Step-by-step explanation:

Solution:-

- An urn contains the following colored balls:

Color Number of balls

White 3

Red 2

- A ball is drawn from urn without replacement until a white ball is drawn for the first time.

- We will construct cases to determine the distribution of the random-variable X: The number of trials it takes to get the first white ball.

- We have three following case:

1) White ball is drawn on the first attempt (X = 1). The probability of drawing a white ball in the first trial would be:

p (X = 1) = (Number of white balls) / (Total number of ball)

p (X = 1) = (3) / (5)

2) A red ball is drawn on the first draw and a white ball is drawn on the second trial (X = 2). The probability of drawing a red ball first would be:

p (Red on first trial) = (Number of red balls) / (Total number of balls)

p (Red on first trial) = (2) / (5)

- Then draw a white ball from a total of 4 balls left in the urn (remember without replacement).

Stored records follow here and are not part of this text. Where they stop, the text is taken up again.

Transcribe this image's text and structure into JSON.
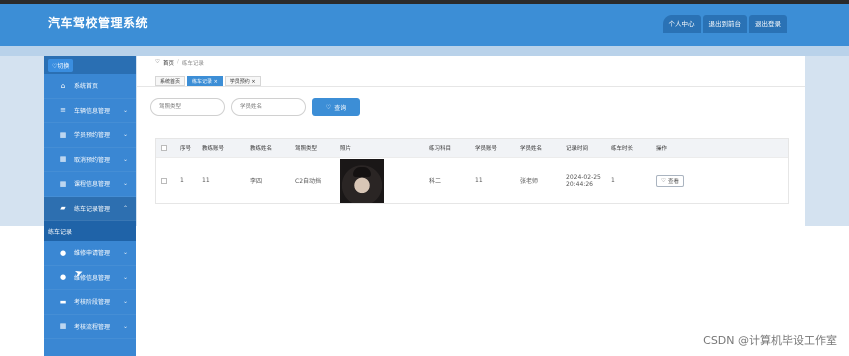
{
  "app": {
    "title": "汽车驾校管理系统"
  },
  "header": {
    "buttons": [
      "个人中心",
      "退出到前台",
      "退出登录"
    ]
  },
  "sidebar": {
    "toggle": "♡切换",
    "items": [
      {
        "label": "系统首页",
        "icon": "home-icon"
      },
      {
        "label": "车辆信息管理",
        "icon": "sliders-icon"
      },
      {
        "label": "学员预约管理",
        "icon": "grid-icon"
      },
      {
        "label": "取消预约管理",
        "icon": "grid-icon"
      },
      {
        "label": "课程信息管理",
        "icon": "grid-icon"
      },
      {
        "label": "练车记录管理",
        "icon": "car-icon"
      },
      {
        "label": "维修申请管理",
        "icon": "user-icon"
      },
      {
        "label": "维修信息管理",
        "icon": "bulb-icon"
      },
      {
        "label": "考核阶段管理",
        "icon": "monitor-icon"
      },
      {
        "label": "考核流程管理",
        "icon": "grid-icon"
      }
    ],
    "sub_item": "练车记录"
  },
  "breadcrumb": {
    "home": "首页",
    "current": "练车记录"
  },
  "tabs": [
    "系统首页",
    "练车记录 ×",
    "学员预约 ×"
  ],
  "search": {
    "field1_placeholder": "驾照类型",
    "field2_placeholder": "学员姓名",
    "button": "查询"
  },
  "table": {
    "headers": [
      "",
      "序号",
      "教练账号",
      "教练姓名",
      "驾照类型",
      "照片",
      "练习科目",
      "学员账号",
      "学员姓名",
      "记录时间",
      "练车时长",
      "操作"
    ],
    "rows": [
      {
        "index": "1",
        "coach_account": "11",
        "coach_name": "李四",
        "license_type": "C2自动挡",
        "subject": "科二",
        "student_account": "11",
        "student_name": "张老师",
        "time_date": "2024-02-25",
        "time_clock": "20:44:26",
        "duration": "1",
        "action": "查看"
      }
    ]
  },
  "watermark": "CSDN @计算机毕设工作室"
}
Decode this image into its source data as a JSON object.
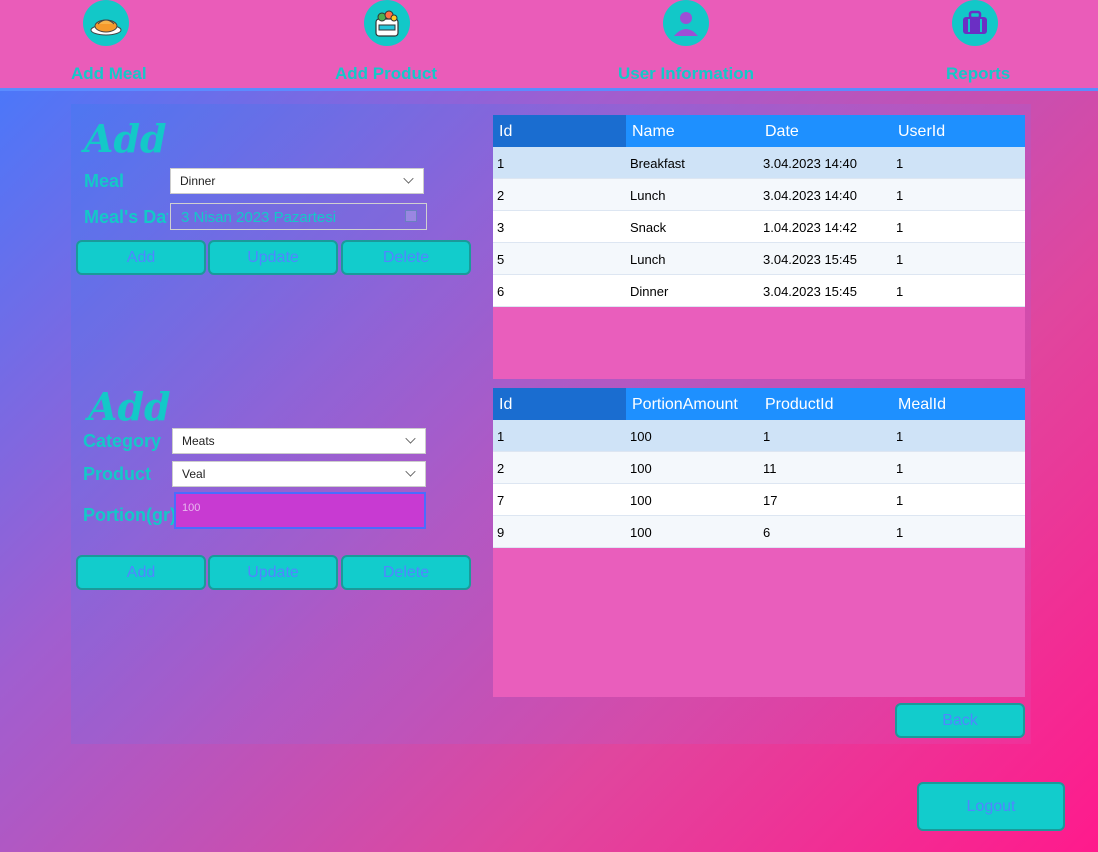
{
  "nav": {
    "items": [
      {
        "label": "Add Meal",
        "icon": "meal-plate-icon"
      },
      {
        "label": "Add Product",
        "icon": "grocery-bag-icon"
      },
      {
        "label": "User Information",
        "icon": "user-icon"
      },
      {
        "label": "Reports",
        "icon": "briefcase-icon"
      }
    ]
  },
  "meal_section": {
    "title": "Add",
    "meal_label": "Meal",
    "meal_value": "Dinner",
    "date_label": "Meal's Date",
    "date_value": "3 Nisan 2023 Pazartesi",
    "buttons": {
      "add": "Add",
      "update": "Update",
      "delete": "Delete"
    }
  },
  "product_section": {
    "title": "Add",
    "category_label": "Category",
    "category_value": "Meats",
    "product_label": "Product",
    "product_value": "Veal",
    "portion_label": "Portion(gr)",
    "portion_value": "100",
    "buttons": {
      "add": "Add",
      "update": "Update",
      "delete": "Delete"
    }
  },
  "meals_grid": {
    "columns": [
      "Id",
      "Name",
      "Date",
      "UserId"
    ],
    "rows": [
      [
        "1",
        "Breakfast",
        "3.04.2023 14:40",
        "1"
      ],
      [
        "2",
        "Lunch",
        "3.04.2023 14:40",
        "1"
      ],
      [
        "3",
        "Snack",
        "1.04.2023 14:42",
        "1"
      ],
      [
        "5",
        "Lunch",
        "3.04.2023 15:45",
        "1"
      ],
      [
        "6",
        "Dinner",
        "3.04.2023 15:45",
        "1"
      ]
    ]
  },
  "portions_grid": {
    "columns": [
      "Id",
      "PortionAmount",
      "ProductId",
      "MealId"
    ],
    "rows": [
      [
        "1",
        "100",
        "1",
        "1"
      ],
      [
        "2",
        "100",
        "11",
        "1"
      ],
      [
        "7",
        "100",
        "17",
        "1"
      ],
      [
        "9",
        "100",
        "6",
        "1"
      ]
    ]
  },
  "back_label": "Back",
  "logout_label": "Logout",
  "colors": {
    "accent_teal": "#12cccc",
    "topbar_pink": "#ea5cb9",
    "grid_header_blue": "#1e90ff",
    "button_text_blue": "#4f86ff"
  }
}
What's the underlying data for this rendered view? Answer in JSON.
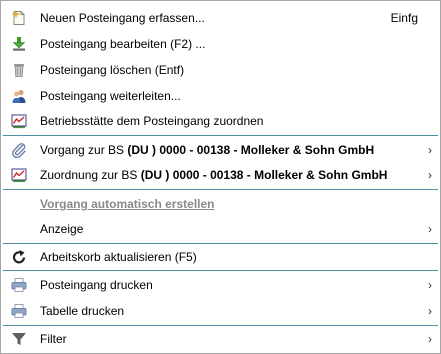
{
  "menu": {
    "items": [
      {
        "label": "Neuen Posteingang erfassen...",
        "shortcut": "Einfg",
        "icon": "new-document-icon"
      },
      {
        "label": "Posteingang bearbeiten (F2) ...",
        "icon": "edit-download-icon"
      },
      {
        "label": "Posteingang löschen (Entf)",
        "icon": "trash-icon"
      },
      {
        "label": "Posteingang weiterleiten...",
        "icon": "forward-users-icon"
      },
      {
        "label": "Betriebsstätte dem Posteingang zuordnen",
        "icon": "assign-chart-icon"
      },
      {
        "label_prefix": "Vorgang zur BS ",
        "label_bold": "(DU ) 0000 - 00138 - Molleker & Sohn GmbH",
        "icon": "paperclip-icon",
        "submenu": true
      },
      {
        "label_prefix": "Zuordnung zur BS ",
        "label_bold": "(DU ) 0000 - 00138 - Molleker & Sohn GmbH",
        "icon": "assign-chart-icon",
        "submenu": true
      },
      {
        "label": "Vorgang automatisch erstellen",
        "disabled": true
      },
      {
        "label": "Anzeige",
        "submenu": true
      },
      {
        "label": "Arbeitskorb aktualisieren (F5)",
        "icon": "refresh-icon"
      },
      {
        "label": "Posteingang drucken",
        "icon": "printer-icon",
        "submenu": true
      },
      {
        "label": "Tabelle drucken",
        "icon": "printer-icon",
        "submenu": true
      },
      {
        "label": "Filter",
        "icon": "filter-icon",
        "submenu": true
      }
    ],
    "chevron": "›",
    "colors": {
      "separator": "#4d8fa3",
      "disabled_text": "#8a8a8a",
      "border": "#a7a7a7"
    }
  }
}
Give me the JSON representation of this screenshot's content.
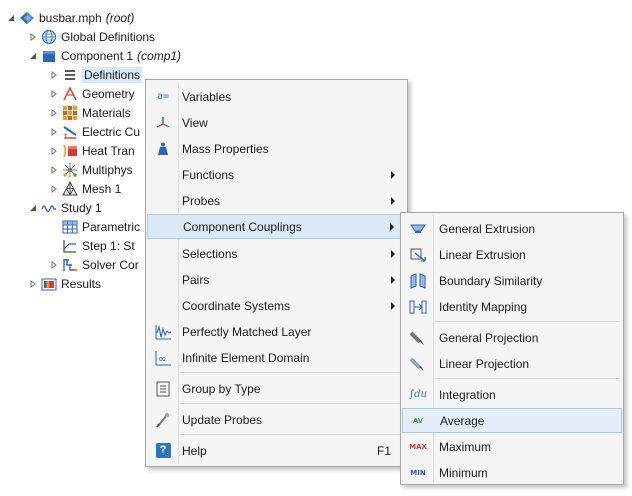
{
  "tree": {
    "root": {
      "label": "busbar.mph",
      "suffix": "(root)"
    },
    "global_definitions": "Global Definitions",
    "component": {
      "label": "Component 1",
      "suffix": "(comp1)"
    },
    "definitions": "Definitions",
    "geometry": "Geometry",
    "materials": "Materials",
    "electric_currents": "Electric Cu",
    "heat_transfer": "Heat Tran",
    "multiphysics": "Multiphys",
    "mesh": "Mesh 1",
    "study": "Study 1",
    "parametric": "Parametric",
    "step1": "Step 1: St",
    "solver": "Solver Cor",
    "results": "Results"
  },
  "context_menu": {
    "variables": "Variables",
    "view": "View",
    "mass_properties": "Mass Properties",
    "functions": "Functions",
    "probes": "Probes",
    "component_couplings": "Component Couplings",
    "selections": "Selections",
    "pairs": "Pairs",
    "coordinate_systems": "Coordinate Systems",
    "perfectly_matched_layer": "Perfectly Matched Layer",
    "infinite_element_domain": "Infinite Element Domain",
    "group_by_type": "Group by Type",
    "update_probes": "Update Probes",
    "help": "Help",
    "help_shortcut": "F1"
  },
  "submenu": {
    "general_extrusion": "General Extrusion",
    "linear_extrusion": "Linear Extrusion",
    "boundary_similarity": "Boundary Similarity",
    "identity_mapping": "Identity Mapping",
    "general_projection": "General Projection",
    "linear_projection": "Linear Projection",
    "integration": "Integration",
    "integration_icon_text": "∫du",
    "average": "Average",
    "average_icon_text": "AV",
    "maximum": "Maximum",
    "maximum_icon_text": "MAX",
    "minimum": "Minimum",
    "minimum_icon_text": "MIN"
  },
  "icons": {
    "variables_icon_text": "a=",
    "help_icon_text": "?"
  },
  "colors": {
    "highlight": "#dbe8f6",
    "highlight_border": "#aecbeb",
    "menu_bg": "#f5f5f5",
    "accent_blue": "#2a76c6",
    "max_red": "#d63b3b",
    "av_green": "#4a9e3c"
  }
}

p (White on second trial) = (Number of white balls) / (number of balls left)

p (White on second trial) = (3) / (4)

- Then to draw red on first trial and white ball on second trial we can express:

p (X = 2) = p (Red on first trial) * p (White on second trial)

p (X = 2) = (2 / 5) * (3 / 4)

p (X = 2) = (3 / 10)

3) A red ball is drawn on the first draw and second draw and then a white ball is drawn on the third trial (X = 3). The probability of drawing a red ball first would be (2 / 5). Then we are left with 4 balls in the urn, we again draw a red ball:

p (Red on second trial) = (Number of red balls) / (number of balls left)

p (Red on second trial) = (1) / (4)

- Then draw a white ball from a total of 3 balls left in the urn (remember without replacement).

p (White on 3rd trial) = (Number of white balls) / (number of balls left)

p (White on 3rd trial) = (3) / (3) = 1

- Then to draw red on first two trials and white ball on third trial we can express:

p (X = 3) = p (Red on 1st trial) * p (Red on 2nd trial) * p (White on 3rd trial)

p (X = 3) = (2 / 5) * (1 / 4) * 1

p (X = 3) = (1 / 10)

- The probability distribution of X is as follows:

X 1 2 3

p (X) 0.6 0.3 0.1

- To verify the above the distribution. We will sum all the probabilities for all outcomes (X = 1, 2, 3) must be equal to 1.

∑ p (Xi) = 0.6 + 0.3 + 0.1

= 1 (proven it is indeed a pmf)

- The expected value E (X) of the distribution i. e the expected number of trials until we draw a white ball for the first time:

E (X) = ∑ [ p (Xi) * Xi ]

E (X) = (1) * (0.6) + (2) * (0.3) + (3) * (0.1)

E (X) = 0.6 + 0.6 + 0.3

E (X) = 1.5 trials until first white ball is drawn.